Os ex-presidentes do CDS-PP José Ribeiro e Castro e Manuel Monteiro assinam hoje um artigo em que se dizem “chocados” com o ‘chumbo’, incluindo pela bancada democrata-cristã, de votos de condenação da situação de 17 ativistas angolanos presos.

Num artigo de opinião publicado hoje no jornal Público, com o título “Aquele dia triste em São Bento”, os dois históricos do CDS-PP afirmam que “o dia 31 de março fica, tristemente, como um dia definidor”, porque “a forma como a Assembleia da República reprovou dois votos moderados sobre uma sensível questão de direitos humanos em Angola chocou a opinião pública e a generalidade dos portugueses”.

“Ver o CDS-PP e o PSD votarem ao lado do Partido Comunista Português contra qualquer manifestação de discordância face às severas penas de prisão a que foram condenados 17 jovens angolanos que pacificamente exprimem divergência política é impossível de explicar — e de compreender.

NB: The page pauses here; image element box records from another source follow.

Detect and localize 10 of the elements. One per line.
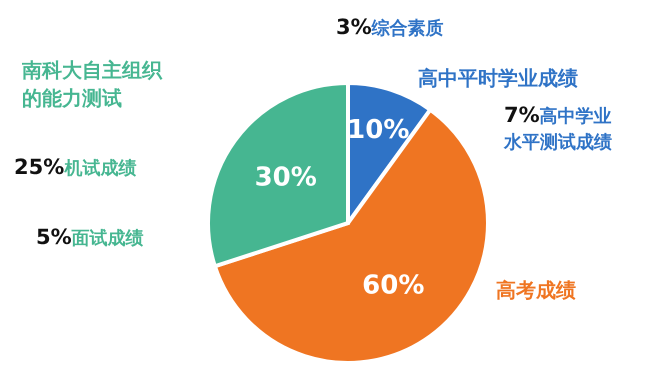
text: 25%机试成绩: [14, 155, 136, 179]
data-label: 30%: [254, 162, 317, 193]
slice-label: 高中平时学业成绩: [418, 65, 579, 92]
text: 3%综合素质: [336, 15, 444, 39]
data-label: 60%: [362, 270, 424, 300]
text: 7%高中学业水平测试成绩: [504, 103, 612, 153]
slice-label: 高考成绩: [496, 277, 577, 304]
text: 5%面试成绩: [36, 225, 144, 249]
data-label: 10%: [347, 114, 410, 145]
slice-label: 南科大自主组织的能力测试: [22, 57, 164, 112]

Ou, então, um gesto que deixa tudo explicado”, referem os antigos presidentes dos centristas.

José Ribeiro e Castro e Manuel Monteiro observam que todos os membros da Comunidade dos Países de Língua Portuguesa (CPLP) “merecem cuidado e atenção especiais” — nomeadamente pela “proximidade que todos têm com Portugal” e pelo “interesse em não alimentar crispações, nem perturbar o normal desenvolvimento institucional”, mas advertem, no entanto, que não se podem confundir as coisas.

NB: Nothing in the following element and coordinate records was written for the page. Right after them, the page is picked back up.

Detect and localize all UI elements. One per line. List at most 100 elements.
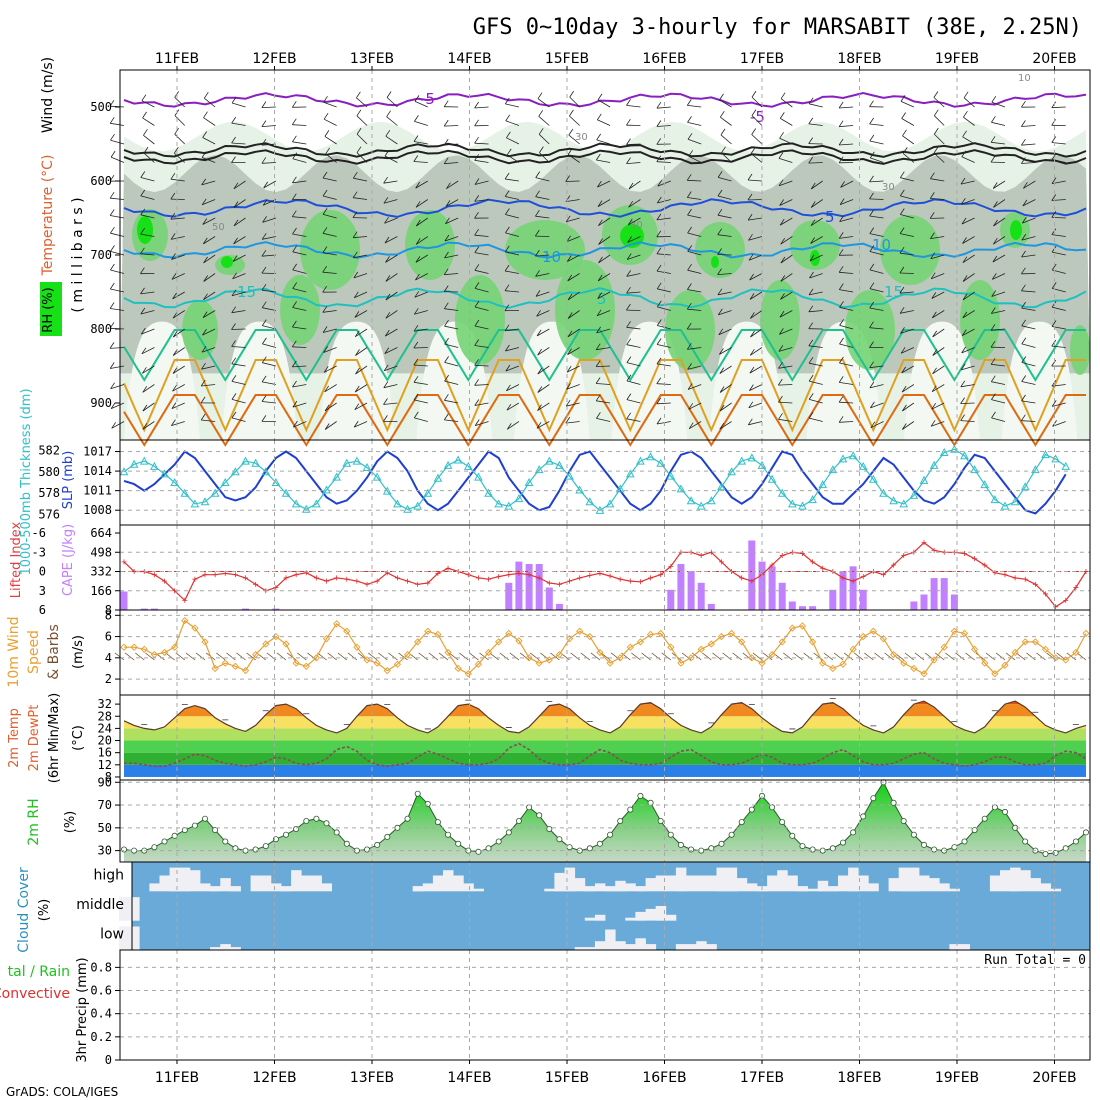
wind-barb <box>778 418 793 422</box>
lifted-index-point <box>850 578 856 584</box>
wind-speed-point <box>981 659 989 667</box>
thickness-point <box>717 482 726 491</box>
wind-barb <box>991 363 1006 367</box>
wind-barb-feather <box>838 156 844 164</box>
cape-bar <box>950 594 958 610</box>
wind-barb-feather <box>656 300 662 308</box>
wind-barb <box>535 273 550 277</box>
wind-barb-feather <box>991 393 996 400</box>
cape-bar <box>829 589 837 610</box>
lifted-index-point <box>1022 576 1028 582</box>
wind-barb-feather <box>778 362 783 369</box>
wind-barb-feather <box>717 189 723 197</box>
wind-speed-point <box>849 645 857 653</box>
wind-barb-feather <box>717 288 723 296</box>
wind-barb <box>292 326 307 330</box>
wind-barb-feather <box>1021 157 1026 164</box>
wind-barb-feather <box>384 329 390 337</box>
wind-barb-feather <box>143 146 149 154</box>
wind-speed-point <box>464 670 472 678</box>
wind-barb-feather <box>231 323 236 330</box>
wind-barb <box>324 365 337 373</box>
wind-barb-feather <box>1021 216 1027 224</box>
wind-barb-10m <box>1005 652 1016 661</box>
wind-barb-10m <box>691 652 702 661</box>
cape-bar <box>920 594 928 610</box>
wind-barb-10m <box>823 652 834 661</box>
thickness-point <box>403 504 412 513</box>
wind-barb-feather <box>536 310 541 317</box>
lifted-index-point <box>698 552 704 558</box>
thickness-point <box>1000 501 1010 510</box>
wind-barb-feather <box>110 245 115 252</box>
wind-barb <box>566 236 580 243</box>
wind-barb-feather <box>233 182 239 190</box>
cloud-mid-bar <box>625 917 636 921</box>
wind-barb <box>505 232 520 237</box>
wind-barb-feather <box>356 91 361 99</box>
wind-barb <box>231 328 246 330</box>
wind-barb-feather <box>537 348 542 356</box>
wind-barb <box>992 254 1006 263</box>
wind-barb <box>751 115 763 126</box>
wind-barb <box>901 365 915 374</box>
wind-barb-feather <box>627 236 633 243</box>
lifted-index-point <box>364 581 370 587</box>
wind-barb-feather <box>748 401 754 409</box>
wind-barb <box>930 254 945 260</box>
wind-barb-feather <box>109 282 115 290</box>
wind-barb <box>869 288 884 293</box>
wind-barb <box>717 195 732 200</box>
wind-barb <box>323 347 337 353</box>
wind-barb-feather <box>142 386 148 393</box>
thickness-point <box>362 462 372 471</box>
axis-tick-label: 32 <box>98 697 112 711</box>
wind-barb <box>474 402 489 406</box>
axis-title: (%) <box>63 811 78 834</box>
wind-barb-feather <box>292 176 297 184</box>
wind-barb <box>292 180 307 184</box>
axis-tick-label: 1008 <box>83 503 112 517</box>
wind-barb-feather <box>656 282 662 290</box>
wind-barb <box>688 421 702 430</box>
wind-barb-feather <box>261 319 267 326</box>
wind-barb-feather <box>567 274 573 282</box>
wind-barb-10m <box>783 652 793 661</box>
wind-barb-feather <box>839 356 844 364</box>
wind-barb-feather <box>443 157 449 164</box>
thickness-point <box>322 485 331 494</box>
wind-barb-feather <box>809 271 814 279</box>
wind-barb-10m <box>874 652 884 661</box>
wind-barb <box>899 291 914 294</box>
rh-point <box>262 843 269 850</box>
date-axis-bottom: 11FEB 12FEB 13FEB 14FEB 15FEB 16FEB 17FEB 18FEB… <box>155 1070 1077 1086</box>
wind-barb <box>110 156 125 163</box>
cape-bar <box>525 564 533 610</box>
wind-barb-feather <box>808 356 814 364</box>
wind-barb <box>444 125 459 127</box>
wind-speed-point <box>960 629 969 638</box>
wind-barb-feather <box>626 338 632 345</box>
wind-barb <box>627 236 641 243</box>
thickness-point <box>504 501 514 510</box>
wind-barb-feather <box>504 172 510 180</box>
wind-speed-point <box>140 645 148 653</box>
wind-barb <box>991 417 1006 422</box>
wind-barb-feather <box>109 191 115 199</box>
cloud-high-bar <box>949 888 960 892</box>
wind-barb <box>717 177 732 182</box>
temp-band <box>124 752 1086 765</box>
wind-barb-feather <box>900 327 905 334</box>
thickness-line <box>123 448 1067 512</box>
rh-point <box>1022 838 1029 845</box>
wind-barb <box>960 402 975 404</box>
rh-point <box>556 836 563 843</box>
wind-barb <box>537 347 550 356</box>
wind-barb <box>687 289 702 293</box>
wind-barb-feather <box>505 364 511 372</box>
cloud-high-bar <box>432 875 444 892</box>
wind-speed-point <box>748 654 756 662</box>
rh-point <box>1002 808 1009 815</box>
wind-barb-feather <box>779 310 785 318</box>
wind-barb <box>1022 217 1036 224</box>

“Não podemos baralhar conceitos, sobretudo em questões fundamentais e momentos definidores. (…) Não devemos embarcar em campanhas hostis, mas também não podemos ser cúmplices do inaceitável”, lê-se no mesmo artigo publicado na edição de hoje.

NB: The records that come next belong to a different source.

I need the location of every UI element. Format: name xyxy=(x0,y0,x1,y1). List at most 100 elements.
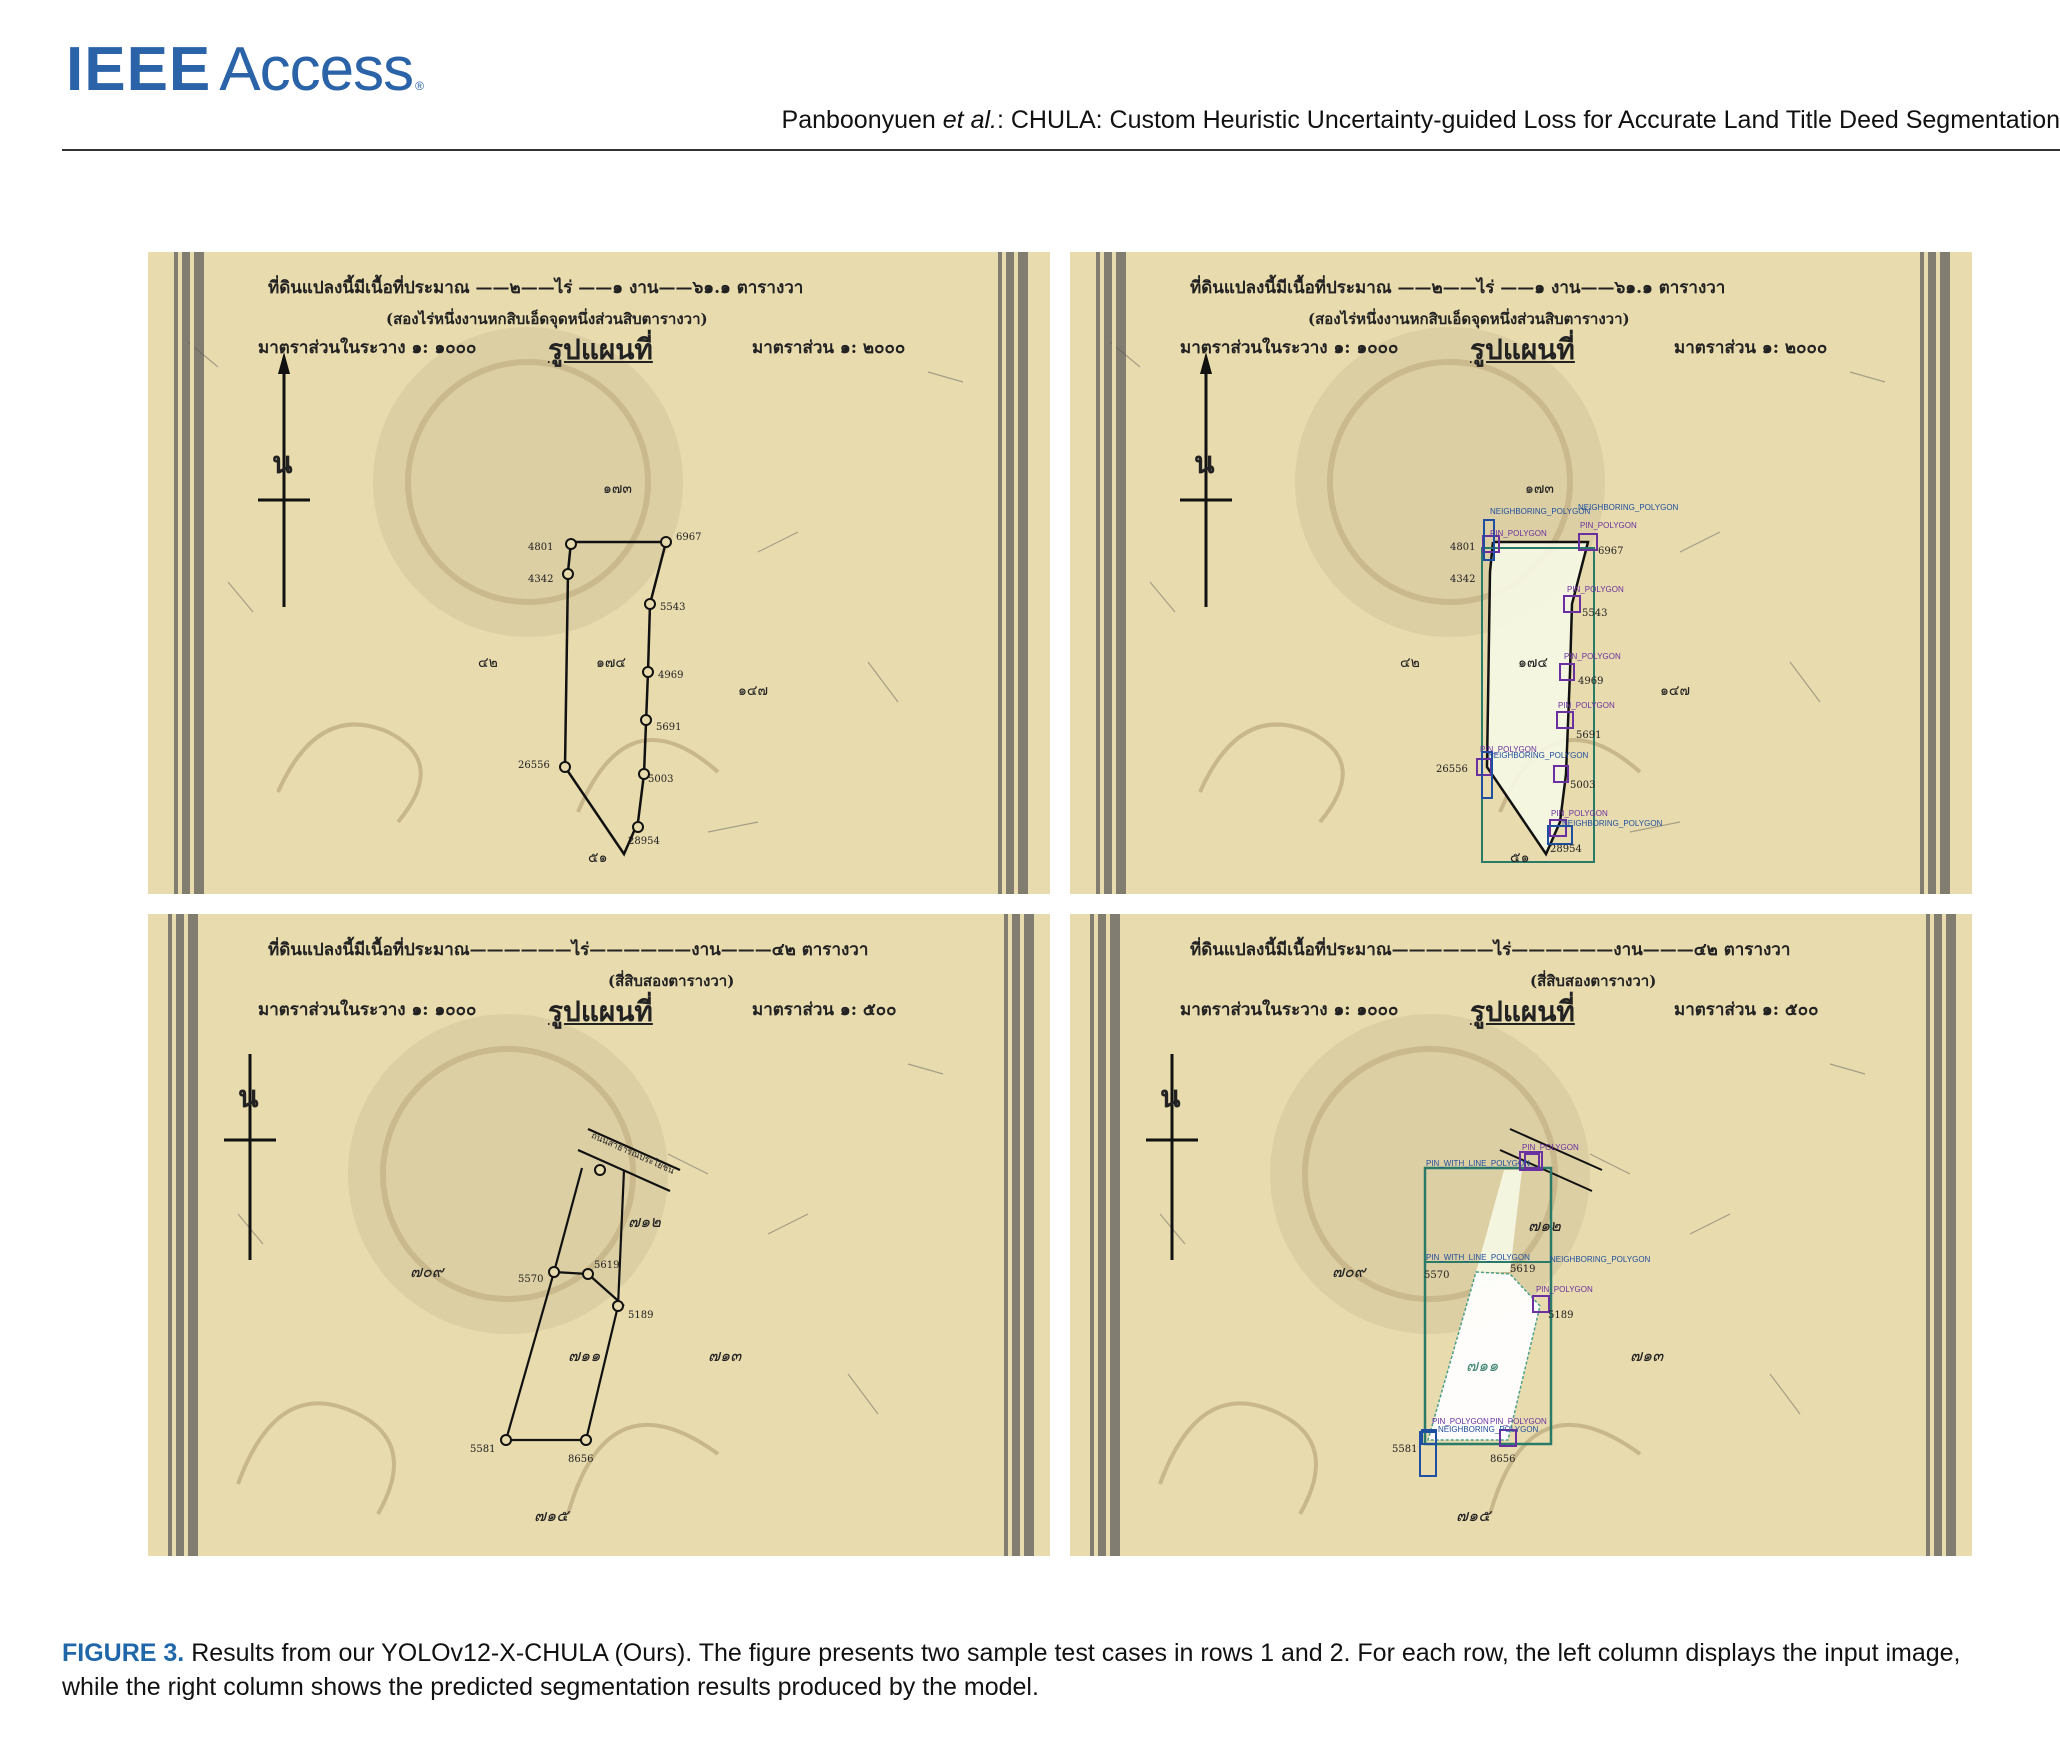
deed2-parcel-a: ๗๐๙ xyxy=(410,1262,444,1281)
deed1-pin: 26556 xyxy=(1436,764,1468,775)
deed2-pin: 5619 xyxy=(1510,1264,1536,1275)
deed2-pin: 5581 xyxy=(470,1444,496,1455)
deed1-map-title: รูปแผนที่ xyxy=(548,333,653,366)
deed2-pin: 5189 xyxy=(1548,1310,1574,1321)
deed1-prediction-drawing: NEIGHBORING_POLYGON NEIGHBORING_POLYGON … xyxy=(1070,252,1972,894)
deed1-scale-right: มาตราส่วน ๑: ๒๐๐๐ xyxy=(752,338,906,358)
deed2-parcel-b: ๗๑๒ xyxy=(1528,1216,1561,1235)
running-head-etal: et al. xyxy=(942,106,997,134)
header-rule xyxy=(62,149,2060,151)
deed2-prediction-drawing: PIN_WITH_LINE_POLYGON PIN_WITH_LINE_POLY… xyxy=(1070,914,1972,1556)
deed2-scale-right: มาตราส่วน ๑: ๕๐๐ xyxy=(752,1000,897,1020)
deed1-pin: 4969 xyxy=(1578,676,1604,687)
deed2-pin: 8656 xyxy=(1490,1454,1516,1465)
running-head-title: : CHULA: Custom Heuristic Uncertainty-gu… xyxy=(996,106,2060,134)
label-neighboring: NEIGHBORING_POLYGON xyxy=(1490,507,1591,516)
deed2-pin: 5570 xyxy=(1424,1270,1450,1281)
deed2-prediction-panel: PIN_WITH_LINE_POLYGON PIN_WITH_LINE_POLY… xyxy=(1070,914,1972,1556)
deed2-parcel-d: ๗๑๕ xyxy=(1456,1506,1491,1525)
label-pin: PIN_POLYGON xyxy=(1567,585,1624,594)
deed1-area-words: (สองไร่หนึ่งงานหกสิบเอ็ดจุดหนึ่งส่วนสิบต… xyxy=(386,310,708,328)
deed2-parcel-center: ๗๑๑ xyxy=(1466,1356,1499,1375)
label-neighboring: NEIGHBORING_POLYGON xyxy=(1488,751,1589,760)
deed1-north-label: น xyxy=(1194,446,1215,481)
label-pin: PIN_POLYGON xyxy=(1564,652,1621,661)
deed1-north-label: น xyxy=(272,446,293,481)
deed2-map-title: รูปแผนที่ xyxy=(1470,995,1575,1028)
deed2-scale-left: มาตราส่วนในระวาง ๑: ๑๐๐๐ xyxy=(258,1000,477,1020)
deed1-parcel-right: ๑๔๗ xyxy=(1660,683,1691,699)
deed1-area-words: (สองไร่หนึ่งงานหกสิบเอ็ดจุดหนึ่งส่วนสิบต… xyxy=(1308,310,1630,328)
deed2-pin: 5581 xyxy=(1392,1444,1418,1455)
deed2-area-words: (สี่สิบสองตารางวา) xyxy=(1530,972,1657,990)
deed1-parcel-bottom: ๕๑ xyxy=(1510,850,1530,866)
deed2-parcel-c: ๗๑๓ xyxy=(708,1346,742,1365)
deed1-pin: 6967 xyxy=(1598,546,1624,557)
label-pin-with-line: PIN_WITH_LINE_POLYGON xyxy=(1426,1253,1530,1262)
label-neighboring: NEIGHBORING_POLYGON xyxy=(1438,1425,1539,1434)
deed1-input-panel: ที่ดินแปลงนี้มีเนื้อที่ประมาณ ——๒——ไร่ —… xyxy=(148,252,1050,894)
label-pin: PIN_POLYGON xyxy=(1432,1417,1489,1426)
label-pin: PIN_POLYGON xyxy=(1580,521,1637,530)
deed2-parcel-c: ๗๑๓ xyxy=(1630,1346,1664,1365)
label-pin: PIN_POLYGON xyxy=(1536,1285,1593,1294)
deed1-pin: 4342 xyxy=(1450,574,1476,585)
figure-caption: FIGURE 3. Results from our YOLOv12-X-CHU… xyxy=(62,1636,2002,1704)
deed1-parcel-center: ๑๗๔ xyxy=(1518,655,1549,671)
figure-label: FIGURE 3. xyxy=(62,1639,185,1667)
deed1-pin: 6967 xyxy=(676,532,702,543)
deed1-parcel-bottom: ๕๑ xyxy=(588,850,608,866)
deed1-parcel-top: ๑๗๓ xyxy=(603,481,632,497)
label-pin: PIN_POLYGON xyxy=(1522,1143,1579,1152)
logo-access-text: Access xyxy=(219,35,414,104)
deed1-parcel-top: ๑๗๓ xyxy=(1525,481,1554,497)
deed2-parcel-a: ๗๐๙ xyxy=(1332,1262,1366,1281)
deed2-scale-left: มาตราส่วนในระวาง ๑: ๑๐๐๐ xyxy=(1180,1000,1399,1020)
figure-caption-text: Results from our YOLOv12-X-CHULA (Ours).… xyxy=(62,1639,1961,1701)
logo-trademark: ® xyxy=(415,79,424,93)
deed1-map-title: รูปแผนที่ xyxy=(1470,333,1575,366)
deed2-parcel-d: ๗๑๕ xyxy=(534,1506,569,1525)
deed1-pin: 5543 xyxy=(660,602,686,613)
label-neighboring: NEIGHBORING_POLYGON xyxy=(1562,819,1663,828)
deed1-area-line: ที่ดินแปลงนี้มีเนื้อที่ประมาณ ——๒——ไร่ —… xyxy=(268,278,804,298)
deed1-pin: 5691 xyxy=(1576,730,1602,741)
deed1-pin: 28954 xyxy=(628,836,660,847)
deed1-pin: 5003 xyxy=(1570,780,1596,791)
deed1-scale-left: มาตราส่วนในระวาง ๑: ๑๐๐๐ xyxy=(1180,338,1399,358)
deed1-parcel-center: ๑๗๔ xyxy=(596,655,627,671)
deed2-pin: 5619 xyxy=(594,1260,620,1271)
deed2-area-words: (สี่สิบสองตารางวา) xyxy=(608,972,735,990)
deed1-pin: 5691 xyxy=(656,722,682,733)
deed1-input-drawing xyxy=(148,252,1050,894)
running-head: Panboonyuen et al.: CHULA: Custom Heuris… xyxy=(640,106,2060,135)
label-pin: PIN_POLYGON xyxy=(1480,745,1537,754)
deed1-pin: 28954 xyxy=(1550,844,1582,855)
deed1-parcel-left: ๔๒ xyxy=(478,655,498,671)
deed2-north-label: น xyxy=(1160,1080,1181,1115)
deed2-pin: 5189 xyxy=(628,1310,654,1321)
deed1-parcel-right: ๑๔๗ xyxy=(738,683,769,699)
deed1-pin: 5003 xyxy=(648,774,674,785)
label-neighboring: NEIGHBORING_POLYGON xyxy=(1550,1255,1651,1264)
deed1-pin: 4342 xyxy=(528,574,554,585)
label-pin: PIN_POLYGON xyxy=(1558,701,1615,710)
deed2-parcel-b: ๗๑๒ xyxy=(628,1212,661,1231)
label-neighboring: NEIGHBORING_POLYGON xyxy=(1578,503,1679,512)
deed1-parcel-left: ๔๒ xyxy=(1400,655,1420,671)
deed1-pin: 4801 xyxy=(1450,542,1476,553)
deed1-pin: 26556 xyxy=(518,760,550,771)
deed1-pin: 4969 xyxy=(658,670,684,681)
deed1-scale-right: มาตราส่วน ๑: ๒๐๐๐ xyxy=(1674,338,1828,358)
deed2-parcel-center: ๗๑๑ xyxy=(568,1346,601,1365)
label-pin-with-line: PIN_WITH_LINE_POLYGON xyxy=(1426,1159,1530,1168)
journal-logo: IEEE Access ® xyxy=(66,34,424,104)
deed2-area-line: ที่ดินแปลงนี้มีเนื้อที่ประมาณ——————ไร่——… xyxy=(268,940,869,960)
deed2-input-drawing xyxy=(148,914,1050,1556)
label-pin: PIN_POLYGON xyxy=(1490,1417,1547,1426)
deed2-area-line: ที่ดินแปลงนี้มีเนื้อที่ประมาณ——————ไร่——… xyxy=(1190,940,1791,960)
deed2-pin: 8656 xyxy=(568,1454,594,1465)
deed2-north-label: น xyxy=(238,1080,259,1115)
label-pin: PIN_POLYGON xyxy=(1490,529,1547,538)
deed1-area-line: ที่ดินแปลงนี้มีเนื้อที่ประมาณ ——๒——ไร่ —… xyxy=(1190,278,1726,298)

“Quem não se chocou com a tremenda brutalidade das sentenças, que feriram os 17 com penas desde os dois anos e três meses aos oito anos e meio de cadeia — está esquecido não só do sentido da medida, mas da própria ideia de humanidade”, realçam.

José Ribeiro e Castro e Manuel Monteiro reconhecem ser “muito difícil conseguir a proeza” de alcançar o equilíbrio — de “saber traçar uma linha que, por um lado, sinalize distância e crítica face ao reprovável e, por outro, evite, afaste qualquer cumplicidade com o inaceitável, ao mesmo tempo que abra e anime perspetivas de esperança positiva quanto ao futuro” — mas notam que, ao contrário da Assembleia da República, o Governo soube fazê-lo.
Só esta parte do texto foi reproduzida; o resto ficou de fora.